0x0 Livy installation and operation
Log in to the official website: http://livy.incubator.apache.org/
to download the latest version of livy.
1. Unzip
2. Configuration: Add in conf/livy-env.sh:
export SPARK_HOME=path/to/spark
export HADOOP_CONF_DIR=/etc/hadoop/conf
- Enter the bin file to execute
#前台模式,可观察程序运行日志
./livy-server
#后台模式
./livy-server start
Start the service.
Note: If an error is reported that the log file cannot be created, create the path to the corresponding log file and restart livy.
0x1 use
When the livy service is successfully started, open the browser and enter:
localhost:8998
to log in to the livy page, you can see the following page:
livy supports two task submission schemes:
1. Interactive: To put it bluntly, it is to send the statement originally executed in spark-shell to the livy server through http request, and then livy starts spark-shell on the server to execute you Sent statement;
2. Batch processing: To put it bluntly, to help you do the spark-submit work, and also send the parameters to the livy server through the http request.
1.1 Interactive usage
The tool uses postman, first create a new session (in fact, start a spark application): the request method is post, and the request URL is livy-ip:8998/sessions
The request body is similar to the following format:
{
"kind": "spark",
"conf" : {
"spark.cores.max" : 4,
"spark.executor.memory" : "512m"
}
}
It is to use postman to send a post request. The request body is in json format. In the json, you can specify the appName, how much memory to apply, how many CPUs to apply, and other information.
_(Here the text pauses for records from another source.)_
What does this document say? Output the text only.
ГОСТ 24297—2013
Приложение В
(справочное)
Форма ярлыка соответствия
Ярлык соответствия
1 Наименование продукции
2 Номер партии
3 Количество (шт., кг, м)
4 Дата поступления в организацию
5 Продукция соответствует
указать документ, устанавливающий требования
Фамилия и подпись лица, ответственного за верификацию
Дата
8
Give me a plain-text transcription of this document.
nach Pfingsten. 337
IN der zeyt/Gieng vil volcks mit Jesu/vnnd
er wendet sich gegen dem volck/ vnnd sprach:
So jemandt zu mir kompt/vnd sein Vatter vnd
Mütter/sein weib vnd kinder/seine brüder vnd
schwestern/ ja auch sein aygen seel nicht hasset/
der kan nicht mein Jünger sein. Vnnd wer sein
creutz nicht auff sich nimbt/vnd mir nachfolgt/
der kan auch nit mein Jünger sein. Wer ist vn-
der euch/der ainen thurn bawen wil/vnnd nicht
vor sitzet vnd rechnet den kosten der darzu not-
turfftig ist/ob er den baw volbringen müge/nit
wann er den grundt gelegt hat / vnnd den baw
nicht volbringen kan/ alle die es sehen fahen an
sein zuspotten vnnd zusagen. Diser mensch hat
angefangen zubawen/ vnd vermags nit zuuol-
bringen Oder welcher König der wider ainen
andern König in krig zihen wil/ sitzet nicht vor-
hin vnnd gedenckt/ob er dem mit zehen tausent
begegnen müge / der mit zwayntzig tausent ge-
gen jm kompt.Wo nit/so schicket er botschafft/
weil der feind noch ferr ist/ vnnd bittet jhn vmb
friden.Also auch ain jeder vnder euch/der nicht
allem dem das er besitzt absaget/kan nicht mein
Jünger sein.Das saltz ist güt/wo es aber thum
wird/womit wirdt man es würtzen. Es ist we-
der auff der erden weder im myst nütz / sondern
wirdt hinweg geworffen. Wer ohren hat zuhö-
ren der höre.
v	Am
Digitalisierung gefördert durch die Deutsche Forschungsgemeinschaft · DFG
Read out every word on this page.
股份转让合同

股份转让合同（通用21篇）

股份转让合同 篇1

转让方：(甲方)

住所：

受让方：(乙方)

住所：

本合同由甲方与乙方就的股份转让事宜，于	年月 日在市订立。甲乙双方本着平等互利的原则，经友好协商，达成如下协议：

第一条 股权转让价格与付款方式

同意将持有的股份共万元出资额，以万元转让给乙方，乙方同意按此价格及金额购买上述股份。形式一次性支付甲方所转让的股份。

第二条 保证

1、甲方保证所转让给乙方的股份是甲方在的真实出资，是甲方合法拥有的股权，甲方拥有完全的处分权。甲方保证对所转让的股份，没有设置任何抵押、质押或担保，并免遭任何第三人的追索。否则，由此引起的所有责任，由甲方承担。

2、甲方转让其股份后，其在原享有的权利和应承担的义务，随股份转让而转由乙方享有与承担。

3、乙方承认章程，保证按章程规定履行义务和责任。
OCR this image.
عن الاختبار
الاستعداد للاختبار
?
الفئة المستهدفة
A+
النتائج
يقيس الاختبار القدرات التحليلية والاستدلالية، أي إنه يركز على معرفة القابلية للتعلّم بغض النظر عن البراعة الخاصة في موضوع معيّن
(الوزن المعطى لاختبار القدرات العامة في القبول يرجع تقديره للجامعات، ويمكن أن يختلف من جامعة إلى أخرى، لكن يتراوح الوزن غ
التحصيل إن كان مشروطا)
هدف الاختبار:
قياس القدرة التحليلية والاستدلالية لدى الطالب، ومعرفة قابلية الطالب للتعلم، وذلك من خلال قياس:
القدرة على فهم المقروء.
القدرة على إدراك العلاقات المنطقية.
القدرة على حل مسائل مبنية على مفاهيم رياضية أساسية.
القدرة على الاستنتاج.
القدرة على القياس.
Then you will receive a response:
you can see that a session is opened, and his id=1.
Next, we can send a scala statement to the session for execution, the request method is post, and the request URL is livy-ip:8998/sessions/{id}/statements:
we can get a response:
you can see that the id=0 here, It refers to the id of the statments
and then sends another request to view the output. The request method is get, and the request url is livy-ip:8998/sessions/1/statements/0:
you can get the response:
among them, the data in the output is the output For specific data, progress refers to the progress. Sometimes it is found that the progress is less than 1, indicating that the task has not been completed.